[Ohiogift] Trump Supporters

Will Fitzhugh fitzhugh at tcr.org
Sat Jan 30 07:35:37 EST 2016


Why Are So Many Middle-Aged White Americans Dying?

A new report offers one explanation as to why the mortality rate for uneducated white Americans has risen—even as people elsewhere are living longer and healthier.

Late last year, a study in the Proceedings of the National Academy of Sciences found that middle-aged, white Americans have been getting sicker and dying in greater numbers, even as the rest of the world is living longer and healthier.

The authors of that study attributed the trend to what we called “despair deaths:” mainly suicides, drug overdoses, and alcohol-related liver disease.

Now, a new analysis from the Commonwealth Fund suggests there’s more to the story. The report, by David Squires and David Blumenthal, notes that between 1999 and 2014, mortality rates in the U.S. rose for white Americans aged 22 and 56. Before that, death rates had been falling by nearly 2 percent each year since 1968. Squires and Blumenthal call the difference between the those two mortality trend lines—the expected, declining one and the actual, rising one—the “mortality gap.”

In 2014, they write, the mortality gap was so big that it accounted for an extra 100 dead, middle-aged white people for every 100,000.

By digging through CDC data, they saw that the reason death rates failed to decline as expected was not entirely due to suicide and substance abuse. Although those factors explained about 40 percent of the gap, the rest was attributable to the leading causes of death—things like heart disease, diabetes, and respiratory disease. Though there are still fewer people dying from those diseases than there were in the 1960s, according to this analysis, the rate of decline has slowed.

That means not only are middle-aged white people drinking more, using more opioids, and killing themselves at higher rates, more of them are getting sick with the diseases that usually kill older people. And when they do get sick, they don’t get better.

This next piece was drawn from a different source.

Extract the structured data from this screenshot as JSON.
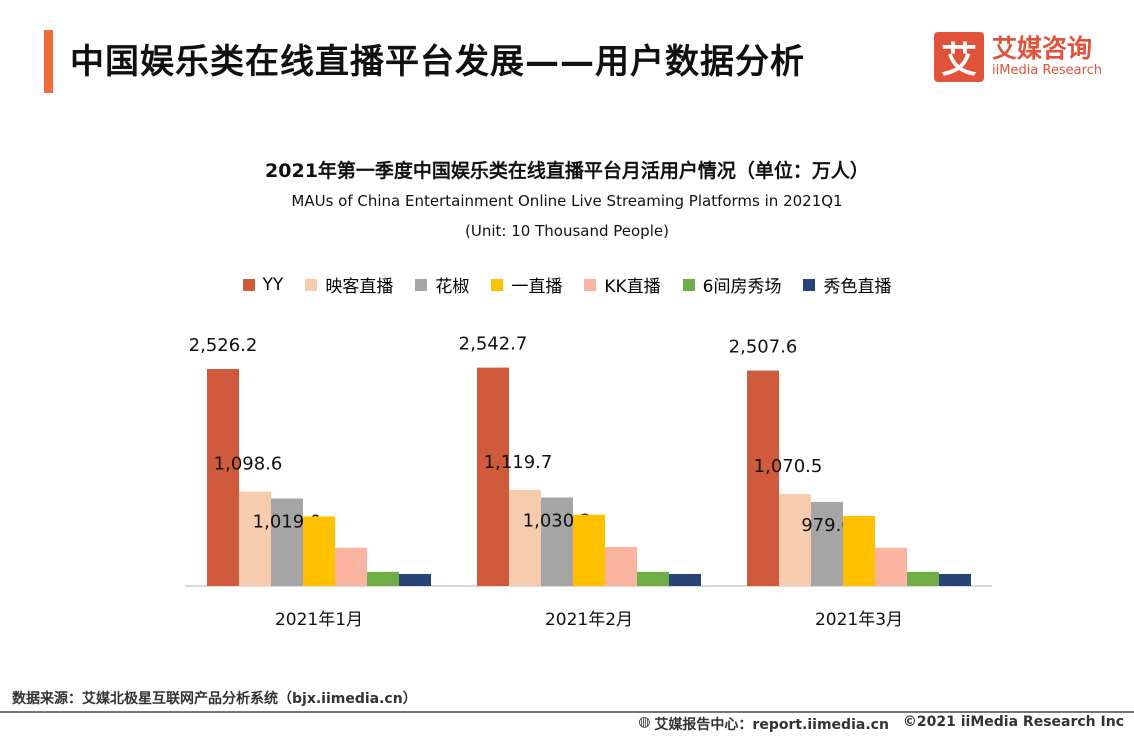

This trend was especially concentrated in the South, they found. “In seven southern states—West Virginia, Mississippi, Oklahoma, Tennessee, Kentucky, Alabama, and Arkansas—the gap between actual and expected mortality in 2014 exceeded 200 deaths per 100,000 people. In West Virginia, mortality rates were higher than at any time since 1980,” they write. The report was not published in a peer-reviewed journal, and its raw data was not made available.

It’s worth noting that, because of historic racial injustice, health outcomes for African Americans still lag behind those of white Americans in many areas. African Americans die an average of four years younger than white Americans do, for example. However, the mortality rate for African Americans is declining, and that of white Americans is increasing—a historically anomalous trend.

Squires and Blumenthal think the worsening economic standing of uneducated, middle-aged whites might have played a role.

“On a range of social and economic indicators, middle-aged whites have been falling behind in the 21st century,” they write. “They have lower incomes, fewer are employed, and fewer are married.”

This does not mean whites are worse off than minorities, they note. But it could mean that they are the canaries of a coal mine of broader societal problems that have deleterious health effects, such as “less-educated workers’ increasing disengagement from the mainstream economy; declining levels of social connectedness; weakened communal institutions; and the splintering of society along class, geographic, and cultural lines,” they write.

The findings are also concerning because four of the seven worst-off states the researchers highlighted have opted not to expand Medicaid as part of Obamacare. And although health insurance alone likely won’t be enough to turn the tide of premature deaths, it’s certainly one of the few immediate interventions that could help.